Prendre soin. Vivre mieux à Toulouse, c’est prendre soin des Toulousaines et des Toulousains. Nous allons redonner au service public toute sa place, qu’il s’agisse de la petite enfance, de l’école, des services de proximité : Toulouse ne sera plus la ville où l’on ferme des bibliothèques, où l’on réduit les horaires des crèches, où l’on assomme les Toulousains par des impôts déguisés à coups de taxes, d’augmentations de tarifs ou de sulfateuse à PV. Nous redonnerons à la puissance publique son rôle de protection envers les plus vulnérables pour qu’aucun Toulousain ne soit laissé de côté : plus un enfant à la rue, plus un Toulousain en situation difficile sans accompagnement et seul face à ses problèmes.

Donner du souffle. Vivre mieux à Toulouse, c’est donner du souffle au quotidien. Une ville où le logement, les services publics et la solidarité deviennent des priorités, pas des charges. Nous agirons pour rendre la vie plus abordable, plus juste et plus humaine, afin de préserver le pouvoir d’achat de chacun. Une ville où les moyens de la sécurité sont maintenus, mais accompagnés par un grand service public de médiation qui fait actuellement défaut. Une ville où les associations sont respectées, soutenues et ont les moyens de mener des projets avec visibilité financière et confiance. Une ville où les citoyennes et les citoyens seront enfin écoutés et mis à contribution pour le devenir de leur quartier.

Construire une ville apaisée. Vivre mieux à Toulouse, c’est construire une ville apaisée, plus fluide, plus verte, où l’on se déplace, se loge et respire plus facilement. Une ville grandeur nature où l’on vit ensemble, sereinement. Nous miserons sur l’emploi, la recherche, l’innovation et l’économie de proximité pour libérer les énergies et renforcer le lien social. Toulouse doit enfin devenir une capitale européenne attractive, solidaire et durable.

Émanciper. Vivre mieux à Toulouse, c’est vouloir une ville culturelle, sportive, aérée et vivante. Nous ferons de Toulouse une ville qui émancipe et retrouve le goût de l’avenir. Fidèle à son histoire de dialogue et de liberté, elle fera vivre une démocratie ouverte et participative. Nous voulons une ville créative, féministe et solidaire, où les valeurs républicaines irriguent toutes les politiques publiques.

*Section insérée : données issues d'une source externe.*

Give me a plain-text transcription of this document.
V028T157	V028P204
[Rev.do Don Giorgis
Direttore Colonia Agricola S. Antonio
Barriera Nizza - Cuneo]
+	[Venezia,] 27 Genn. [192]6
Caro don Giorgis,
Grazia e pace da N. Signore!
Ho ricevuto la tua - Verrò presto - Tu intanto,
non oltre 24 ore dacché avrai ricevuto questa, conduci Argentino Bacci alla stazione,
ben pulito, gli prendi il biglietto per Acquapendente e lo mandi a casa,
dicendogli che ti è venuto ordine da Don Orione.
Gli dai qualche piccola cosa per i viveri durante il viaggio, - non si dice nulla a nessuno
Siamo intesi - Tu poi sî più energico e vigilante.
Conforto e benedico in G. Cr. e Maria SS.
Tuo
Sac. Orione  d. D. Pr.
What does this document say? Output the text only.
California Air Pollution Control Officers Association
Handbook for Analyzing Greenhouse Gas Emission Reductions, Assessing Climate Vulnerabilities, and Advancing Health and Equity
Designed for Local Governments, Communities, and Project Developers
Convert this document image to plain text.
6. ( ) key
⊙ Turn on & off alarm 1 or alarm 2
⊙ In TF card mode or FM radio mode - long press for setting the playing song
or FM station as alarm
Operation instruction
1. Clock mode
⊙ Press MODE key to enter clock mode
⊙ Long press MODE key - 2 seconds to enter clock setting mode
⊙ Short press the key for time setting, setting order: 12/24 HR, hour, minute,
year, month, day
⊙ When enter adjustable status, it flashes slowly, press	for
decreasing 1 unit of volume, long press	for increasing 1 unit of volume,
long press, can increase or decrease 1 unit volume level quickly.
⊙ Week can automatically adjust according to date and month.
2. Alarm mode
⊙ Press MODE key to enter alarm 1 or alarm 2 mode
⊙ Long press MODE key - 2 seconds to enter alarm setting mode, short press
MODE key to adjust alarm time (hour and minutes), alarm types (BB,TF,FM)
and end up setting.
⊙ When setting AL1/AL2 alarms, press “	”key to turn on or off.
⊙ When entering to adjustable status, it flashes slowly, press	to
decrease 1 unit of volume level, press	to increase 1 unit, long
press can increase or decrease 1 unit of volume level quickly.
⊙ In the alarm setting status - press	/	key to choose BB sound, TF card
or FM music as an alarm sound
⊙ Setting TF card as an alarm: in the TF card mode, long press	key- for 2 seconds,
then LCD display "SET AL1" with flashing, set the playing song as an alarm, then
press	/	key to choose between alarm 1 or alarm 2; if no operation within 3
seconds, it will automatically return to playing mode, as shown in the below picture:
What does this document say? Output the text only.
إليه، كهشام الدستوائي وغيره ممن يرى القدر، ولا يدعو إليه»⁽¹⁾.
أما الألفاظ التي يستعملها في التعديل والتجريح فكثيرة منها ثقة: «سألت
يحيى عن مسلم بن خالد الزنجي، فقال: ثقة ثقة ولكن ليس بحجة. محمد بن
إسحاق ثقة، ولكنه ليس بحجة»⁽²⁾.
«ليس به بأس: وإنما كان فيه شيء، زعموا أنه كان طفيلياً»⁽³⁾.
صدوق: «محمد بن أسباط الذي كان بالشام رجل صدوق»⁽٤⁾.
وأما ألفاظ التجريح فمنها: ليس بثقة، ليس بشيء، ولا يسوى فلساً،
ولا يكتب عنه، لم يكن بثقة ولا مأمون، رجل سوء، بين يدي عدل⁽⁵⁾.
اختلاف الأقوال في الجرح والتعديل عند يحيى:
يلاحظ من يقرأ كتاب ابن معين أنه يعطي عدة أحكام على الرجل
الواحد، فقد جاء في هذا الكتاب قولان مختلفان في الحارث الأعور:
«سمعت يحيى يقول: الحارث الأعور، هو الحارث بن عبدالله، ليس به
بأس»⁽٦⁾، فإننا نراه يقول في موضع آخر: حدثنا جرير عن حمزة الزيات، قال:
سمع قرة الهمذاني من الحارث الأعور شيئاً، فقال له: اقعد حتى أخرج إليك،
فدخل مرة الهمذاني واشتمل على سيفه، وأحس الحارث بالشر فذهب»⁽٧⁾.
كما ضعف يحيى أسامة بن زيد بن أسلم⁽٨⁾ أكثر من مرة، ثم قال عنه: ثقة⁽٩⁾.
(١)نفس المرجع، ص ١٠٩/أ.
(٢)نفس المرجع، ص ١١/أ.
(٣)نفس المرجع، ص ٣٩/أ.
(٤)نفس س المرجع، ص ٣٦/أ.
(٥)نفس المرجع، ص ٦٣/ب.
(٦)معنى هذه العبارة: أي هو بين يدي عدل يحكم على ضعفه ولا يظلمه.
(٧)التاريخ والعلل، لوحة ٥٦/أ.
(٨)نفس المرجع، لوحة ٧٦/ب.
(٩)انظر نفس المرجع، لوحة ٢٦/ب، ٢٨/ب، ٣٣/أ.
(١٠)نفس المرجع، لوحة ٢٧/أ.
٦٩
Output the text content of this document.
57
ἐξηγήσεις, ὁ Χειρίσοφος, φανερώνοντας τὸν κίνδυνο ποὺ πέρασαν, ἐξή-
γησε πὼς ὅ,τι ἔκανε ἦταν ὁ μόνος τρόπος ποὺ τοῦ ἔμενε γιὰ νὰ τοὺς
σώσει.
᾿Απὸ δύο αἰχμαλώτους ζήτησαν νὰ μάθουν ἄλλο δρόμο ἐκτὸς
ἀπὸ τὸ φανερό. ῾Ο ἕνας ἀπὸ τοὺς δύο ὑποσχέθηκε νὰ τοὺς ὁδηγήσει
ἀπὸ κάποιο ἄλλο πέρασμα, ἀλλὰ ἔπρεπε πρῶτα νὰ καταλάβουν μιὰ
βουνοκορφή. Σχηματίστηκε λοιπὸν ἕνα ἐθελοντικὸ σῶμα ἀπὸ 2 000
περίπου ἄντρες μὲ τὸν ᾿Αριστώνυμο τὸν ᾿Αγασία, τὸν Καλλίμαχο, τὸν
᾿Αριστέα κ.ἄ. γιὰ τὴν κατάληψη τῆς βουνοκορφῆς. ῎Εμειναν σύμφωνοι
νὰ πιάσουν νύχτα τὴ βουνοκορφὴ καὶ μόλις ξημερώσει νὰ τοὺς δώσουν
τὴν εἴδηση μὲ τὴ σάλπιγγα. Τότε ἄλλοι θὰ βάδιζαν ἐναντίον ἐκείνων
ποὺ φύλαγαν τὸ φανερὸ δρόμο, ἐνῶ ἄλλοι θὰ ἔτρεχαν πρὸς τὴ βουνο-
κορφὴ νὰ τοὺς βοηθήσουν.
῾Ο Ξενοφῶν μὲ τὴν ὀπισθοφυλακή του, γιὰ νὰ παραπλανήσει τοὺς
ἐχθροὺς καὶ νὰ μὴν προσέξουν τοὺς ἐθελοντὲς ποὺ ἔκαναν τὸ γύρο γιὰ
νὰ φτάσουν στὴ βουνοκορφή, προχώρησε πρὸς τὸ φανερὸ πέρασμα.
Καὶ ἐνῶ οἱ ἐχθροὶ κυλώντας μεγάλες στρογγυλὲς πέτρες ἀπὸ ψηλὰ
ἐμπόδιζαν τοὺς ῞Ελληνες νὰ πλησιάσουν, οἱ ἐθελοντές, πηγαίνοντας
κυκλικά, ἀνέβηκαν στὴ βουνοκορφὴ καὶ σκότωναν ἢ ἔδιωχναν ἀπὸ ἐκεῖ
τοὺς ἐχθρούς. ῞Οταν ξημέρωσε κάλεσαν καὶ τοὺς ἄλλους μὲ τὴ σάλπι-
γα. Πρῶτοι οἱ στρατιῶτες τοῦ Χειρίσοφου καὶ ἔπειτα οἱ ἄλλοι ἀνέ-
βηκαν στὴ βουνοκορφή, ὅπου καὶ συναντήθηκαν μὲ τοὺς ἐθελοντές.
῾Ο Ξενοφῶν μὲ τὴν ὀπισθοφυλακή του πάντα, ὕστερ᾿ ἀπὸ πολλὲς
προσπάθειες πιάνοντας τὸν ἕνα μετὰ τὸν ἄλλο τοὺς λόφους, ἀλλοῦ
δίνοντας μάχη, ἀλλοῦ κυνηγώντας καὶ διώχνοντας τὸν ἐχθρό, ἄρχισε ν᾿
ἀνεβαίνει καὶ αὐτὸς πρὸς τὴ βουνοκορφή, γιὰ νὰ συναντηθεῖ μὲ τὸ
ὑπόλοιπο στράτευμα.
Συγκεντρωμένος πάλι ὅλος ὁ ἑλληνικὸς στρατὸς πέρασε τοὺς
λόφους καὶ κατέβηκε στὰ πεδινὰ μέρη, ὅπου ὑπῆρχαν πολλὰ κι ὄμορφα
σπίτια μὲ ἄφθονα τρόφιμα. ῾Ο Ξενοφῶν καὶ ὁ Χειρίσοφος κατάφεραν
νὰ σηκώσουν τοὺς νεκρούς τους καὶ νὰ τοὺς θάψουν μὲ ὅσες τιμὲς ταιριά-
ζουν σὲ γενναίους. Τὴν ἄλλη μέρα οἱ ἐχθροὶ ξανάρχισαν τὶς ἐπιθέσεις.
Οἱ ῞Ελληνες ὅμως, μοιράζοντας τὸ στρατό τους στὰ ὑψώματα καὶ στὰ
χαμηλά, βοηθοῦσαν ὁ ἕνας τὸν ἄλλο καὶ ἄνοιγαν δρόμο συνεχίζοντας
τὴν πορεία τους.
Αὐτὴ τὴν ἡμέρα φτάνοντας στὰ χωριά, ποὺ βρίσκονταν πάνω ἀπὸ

Voilà la vision que nous voulons porter. Au mois de janvier, nous l’illustrerons par des propositions concrètes, précises, chiffrées.


Conclusion

Pour conclure, je veux le dire simplement : maintenant, on y va.

Rien ne nous sera épargné : ni les mensonges, ni les pressions, ni les caricatures, ni les attaques personnelles. L’agressivité de la droite toulousaine a déjà débuté : c’est le signe du doute. Opposons-lui nos sourires, notre tranquillité, notre unité et notre confiance. Opposons-lui surtout notre détermination : la mienne, la nôtre, la vôtre sont totales.

Mes ami-es, je vous le dis avec force et clarté : nous sommes les seuls en capacité de battre Jean-Luc Moudenc et la droite toulousaine. Si ce n’est pas nous, cela sera de nouveau lui.

Notre objectif est simple : le vote du 15 mars, au premier tour, doit être utile et nous porter largement en tête — devant la liste de la France insoumise comme devant celle de la droite toulousaine.

Alors, on se mobilise. On s’engage. On frappe aux portes. On discute. On va convaincre. On ne lâche rien. Jusqu’au bout.

Mes ami·es, je vous le dis : nous allons gagner.

Au bout du chemin, il n’y a qu’un seul objectif : changer Toulouse, changer la vie des Toulousaines et des Toulousains.